Everything about Multivariate Statistics totally explained
The word
Multivariate, is defined as: "having or involving a number of independent mathematical or statistical variables".
Multivariate statistics or
multivariate analysis in
statistics describes a collection of procedures which involve observation and
analysis of more than one
statistical variable at a time.
Sometimes a distinction is made between univariate (for example,
ANOVA,
t-tests) and multivariate statistics.
There are many different models, each with its own type of analysis:
- Hotelling's T-square is a generalization of Student's t statistic that's used in multivariate hypothesis testing.
- Multivariate analysis of variance (MANOVA) methods extend analysis of variance methods to cover cases where there's more than one dependent variable and where the dependent variables can't simply be combined.
- Discriminant function or canonical variate analysis attempt to establish whether a set of variables can be used to distinguish between two or more groups.
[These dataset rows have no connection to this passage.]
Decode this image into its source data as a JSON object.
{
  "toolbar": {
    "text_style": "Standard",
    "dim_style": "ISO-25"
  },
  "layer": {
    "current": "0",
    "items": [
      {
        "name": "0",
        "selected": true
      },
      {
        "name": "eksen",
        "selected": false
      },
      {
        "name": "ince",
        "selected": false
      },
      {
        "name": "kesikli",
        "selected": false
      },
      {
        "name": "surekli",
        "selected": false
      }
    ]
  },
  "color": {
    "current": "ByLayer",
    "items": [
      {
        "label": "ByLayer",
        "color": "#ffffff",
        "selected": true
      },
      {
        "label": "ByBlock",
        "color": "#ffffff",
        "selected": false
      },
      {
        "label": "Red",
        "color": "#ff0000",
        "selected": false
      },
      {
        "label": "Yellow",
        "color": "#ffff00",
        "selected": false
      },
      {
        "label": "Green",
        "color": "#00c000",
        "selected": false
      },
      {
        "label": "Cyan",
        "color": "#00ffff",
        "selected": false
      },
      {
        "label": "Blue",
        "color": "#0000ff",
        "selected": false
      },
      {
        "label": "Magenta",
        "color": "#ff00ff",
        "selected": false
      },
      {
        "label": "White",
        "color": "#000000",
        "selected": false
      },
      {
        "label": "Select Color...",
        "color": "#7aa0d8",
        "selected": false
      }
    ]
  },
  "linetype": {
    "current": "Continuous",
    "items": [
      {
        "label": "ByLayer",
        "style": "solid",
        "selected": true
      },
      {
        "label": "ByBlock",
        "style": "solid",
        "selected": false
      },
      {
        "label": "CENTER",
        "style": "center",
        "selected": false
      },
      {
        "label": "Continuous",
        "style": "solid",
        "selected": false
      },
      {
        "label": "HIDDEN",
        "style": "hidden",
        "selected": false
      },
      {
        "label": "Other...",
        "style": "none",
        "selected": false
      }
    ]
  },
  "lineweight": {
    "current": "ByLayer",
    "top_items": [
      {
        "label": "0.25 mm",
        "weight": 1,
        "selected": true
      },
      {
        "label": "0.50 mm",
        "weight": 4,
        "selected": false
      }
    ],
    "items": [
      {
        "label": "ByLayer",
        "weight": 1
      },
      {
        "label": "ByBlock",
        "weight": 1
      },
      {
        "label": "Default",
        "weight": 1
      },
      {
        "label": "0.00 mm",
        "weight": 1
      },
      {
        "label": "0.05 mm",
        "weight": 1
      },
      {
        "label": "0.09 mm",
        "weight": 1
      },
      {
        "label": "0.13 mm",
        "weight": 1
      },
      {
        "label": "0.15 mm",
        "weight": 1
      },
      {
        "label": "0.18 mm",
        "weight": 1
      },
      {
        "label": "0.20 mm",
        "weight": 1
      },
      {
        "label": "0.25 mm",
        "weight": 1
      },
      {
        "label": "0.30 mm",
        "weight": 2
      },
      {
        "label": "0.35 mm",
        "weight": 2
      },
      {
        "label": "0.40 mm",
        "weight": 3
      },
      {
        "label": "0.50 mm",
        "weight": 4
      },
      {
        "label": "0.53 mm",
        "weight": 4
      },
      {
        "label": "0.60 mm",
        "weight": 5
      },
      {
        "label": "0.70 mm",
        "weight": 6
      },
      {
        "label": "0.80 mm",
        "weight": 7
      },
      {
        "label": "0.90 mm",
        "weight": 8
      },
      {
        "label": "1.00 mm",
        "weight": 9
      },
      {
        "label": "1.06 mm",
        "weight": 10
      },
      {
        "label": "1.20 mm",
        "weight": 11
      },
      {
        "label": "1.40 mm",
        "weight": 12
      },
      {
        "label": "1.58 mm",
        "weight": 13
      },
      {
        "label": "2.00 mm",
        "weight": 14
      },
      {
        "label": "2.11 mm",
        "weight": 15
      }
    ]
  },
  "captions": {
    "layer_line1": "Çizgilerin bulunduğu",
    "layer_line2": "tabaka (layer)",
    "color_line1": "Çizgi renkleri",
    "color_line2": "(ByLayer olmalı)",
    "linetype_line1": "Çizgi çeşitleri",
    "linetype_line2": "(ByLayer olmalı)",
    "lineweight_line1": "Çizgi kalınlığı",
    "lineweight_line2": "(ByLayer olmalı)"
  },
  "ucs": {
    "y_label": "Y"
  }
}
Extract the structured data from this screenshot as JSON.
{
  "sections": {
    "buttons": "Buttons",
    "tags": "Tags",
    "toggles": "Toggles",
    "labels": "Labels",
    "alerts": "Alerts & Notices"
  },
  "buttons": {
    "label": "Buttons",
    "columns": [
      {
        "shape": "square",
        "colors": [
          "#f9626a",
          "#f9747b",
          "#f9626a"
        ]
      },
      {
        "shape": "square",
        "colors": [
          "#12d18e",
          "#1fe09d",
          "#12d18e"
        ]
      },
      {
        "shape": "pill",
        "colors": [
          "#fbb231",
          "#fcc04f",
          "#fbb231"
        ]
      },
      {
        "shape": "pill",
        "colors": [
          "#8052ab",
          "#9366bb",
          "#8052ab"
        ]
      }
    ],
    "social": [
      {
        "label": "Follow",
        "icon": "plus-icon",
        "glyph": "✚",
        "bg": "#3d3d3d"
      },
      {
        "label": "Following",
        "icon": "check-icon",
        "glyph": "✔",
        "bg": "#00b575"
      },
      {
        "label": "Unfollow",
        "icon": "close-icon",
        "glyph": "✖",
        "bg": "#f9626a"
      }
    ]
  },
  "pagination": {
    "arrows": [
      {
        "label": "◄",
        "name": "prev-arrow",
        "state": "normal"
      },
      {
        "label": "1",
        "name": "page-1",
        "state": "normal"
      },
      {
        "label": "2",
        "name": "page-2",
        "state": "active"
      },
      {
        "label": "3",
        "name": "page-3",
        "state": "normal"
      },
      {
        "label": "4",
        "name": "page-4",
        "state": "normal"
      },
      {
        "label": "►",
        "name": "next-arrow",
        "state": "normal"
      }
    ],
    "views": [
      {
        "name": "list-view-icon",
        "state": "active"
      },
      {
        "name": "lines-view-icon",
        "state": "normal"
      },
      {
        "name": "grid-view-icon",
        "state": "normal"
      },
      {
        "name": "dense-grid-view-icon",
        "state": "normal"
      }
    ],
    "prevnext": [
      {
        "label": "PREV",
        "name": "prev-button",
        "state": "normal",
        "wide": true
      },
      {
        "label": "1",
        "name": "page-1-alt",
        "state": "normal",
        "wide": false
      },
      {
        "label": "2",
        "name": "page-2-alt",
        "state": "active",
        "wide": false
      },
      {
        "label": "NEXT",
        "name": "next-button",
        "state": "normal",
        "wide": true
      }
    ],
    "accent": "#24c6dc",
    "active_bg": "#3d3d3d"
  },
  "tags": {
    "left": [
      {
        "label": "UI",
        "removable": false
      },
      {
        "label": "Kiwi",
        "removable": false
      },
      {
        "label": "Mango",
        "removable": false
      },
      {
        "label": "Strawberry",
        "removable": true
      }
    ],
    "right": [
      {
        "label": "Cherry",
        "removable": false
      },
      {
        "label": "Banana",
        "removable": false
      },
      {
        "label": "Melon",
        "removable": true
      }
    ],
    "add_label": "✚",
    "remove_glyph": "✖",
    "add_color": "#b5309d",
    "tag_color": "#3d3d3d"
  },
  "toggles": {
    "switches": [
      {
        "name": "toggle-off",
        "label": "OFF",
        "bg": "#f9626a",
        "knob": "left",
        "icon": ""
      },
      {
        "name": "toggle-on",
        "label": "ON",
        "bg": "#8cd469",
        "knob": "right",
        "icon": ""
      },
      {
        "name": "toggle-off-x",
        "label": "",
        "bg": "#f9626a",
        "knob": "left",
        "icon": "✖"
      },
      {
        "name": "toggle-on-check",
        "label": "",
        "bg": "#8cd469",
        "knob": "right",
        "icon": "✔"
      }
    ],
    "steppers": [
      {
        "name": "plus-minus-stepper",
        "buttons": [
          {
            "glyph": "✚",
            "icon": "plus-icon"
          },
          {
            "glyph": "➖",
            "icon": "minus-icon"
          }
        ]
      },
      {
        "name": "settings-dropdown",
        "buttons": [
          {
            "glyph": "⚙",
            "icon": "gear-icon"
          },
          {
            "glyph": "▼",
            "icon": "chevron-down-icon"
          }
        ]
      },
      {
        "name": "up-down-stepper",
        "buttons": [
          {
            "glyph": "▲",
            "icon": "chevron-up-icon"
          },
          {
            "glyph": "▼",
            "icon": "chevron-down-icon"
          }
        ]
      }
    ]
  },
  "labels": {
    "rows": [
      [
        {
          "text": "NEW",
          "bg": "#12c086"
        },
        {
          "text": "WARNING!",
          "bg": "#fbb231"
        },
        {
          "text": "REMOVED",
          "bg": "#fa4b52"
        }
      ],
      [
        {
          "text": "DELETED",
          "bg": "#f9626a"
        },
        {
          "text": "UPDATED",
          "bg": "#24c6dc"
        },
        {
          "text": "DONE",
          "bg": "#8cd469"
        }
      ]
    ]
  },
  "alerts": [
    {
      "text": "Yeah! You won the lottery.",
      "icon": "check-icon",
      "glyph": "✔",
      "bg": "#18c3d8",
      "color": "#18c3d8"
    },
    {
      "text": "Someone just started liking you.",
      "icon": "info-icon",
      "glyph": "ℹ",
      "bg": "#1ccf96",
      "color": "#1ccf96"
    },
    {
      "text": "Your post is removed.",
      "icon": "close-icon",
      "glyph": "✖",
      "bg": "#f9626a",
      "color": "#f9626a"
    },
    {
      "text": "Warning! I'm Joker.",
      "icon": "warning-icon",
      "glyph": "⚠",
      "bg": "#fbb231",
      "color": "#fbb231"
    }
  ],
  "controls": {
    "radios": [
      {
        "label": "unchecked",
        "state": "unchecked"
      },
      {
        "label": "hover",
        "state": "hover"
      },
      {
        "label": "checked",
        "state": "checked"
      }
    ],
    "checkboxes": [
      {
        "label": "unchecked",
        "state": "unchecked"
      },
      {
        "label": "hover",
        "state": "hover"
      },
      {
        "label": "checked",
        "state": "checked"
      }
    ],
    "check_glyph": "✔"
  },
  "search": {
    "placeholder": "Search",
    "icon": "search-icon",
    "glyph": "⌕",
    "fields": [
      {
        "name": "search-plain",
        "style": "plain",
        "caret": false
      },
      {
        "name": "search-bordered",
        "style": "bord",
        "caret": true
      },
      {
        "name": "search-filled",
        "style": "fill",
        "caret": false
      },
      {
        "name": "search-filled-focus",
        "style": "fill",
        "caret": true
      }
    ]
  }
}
- Regression analysis attempts to determine a linear formula that can describe how some variables respond to changes in others. Regression analyses are based on forms of the general linear model.
- Principal components analysis attempts to determine a smaller set of synthetic variables that could explain the original set.
- Linear discriminant analysis (LDA) computes a linear predictor from two sets of normally distributed data to allow for classification of new observations.
- Logistic regression allows regression analysis to estimate and test the influence of covariates on a binary response.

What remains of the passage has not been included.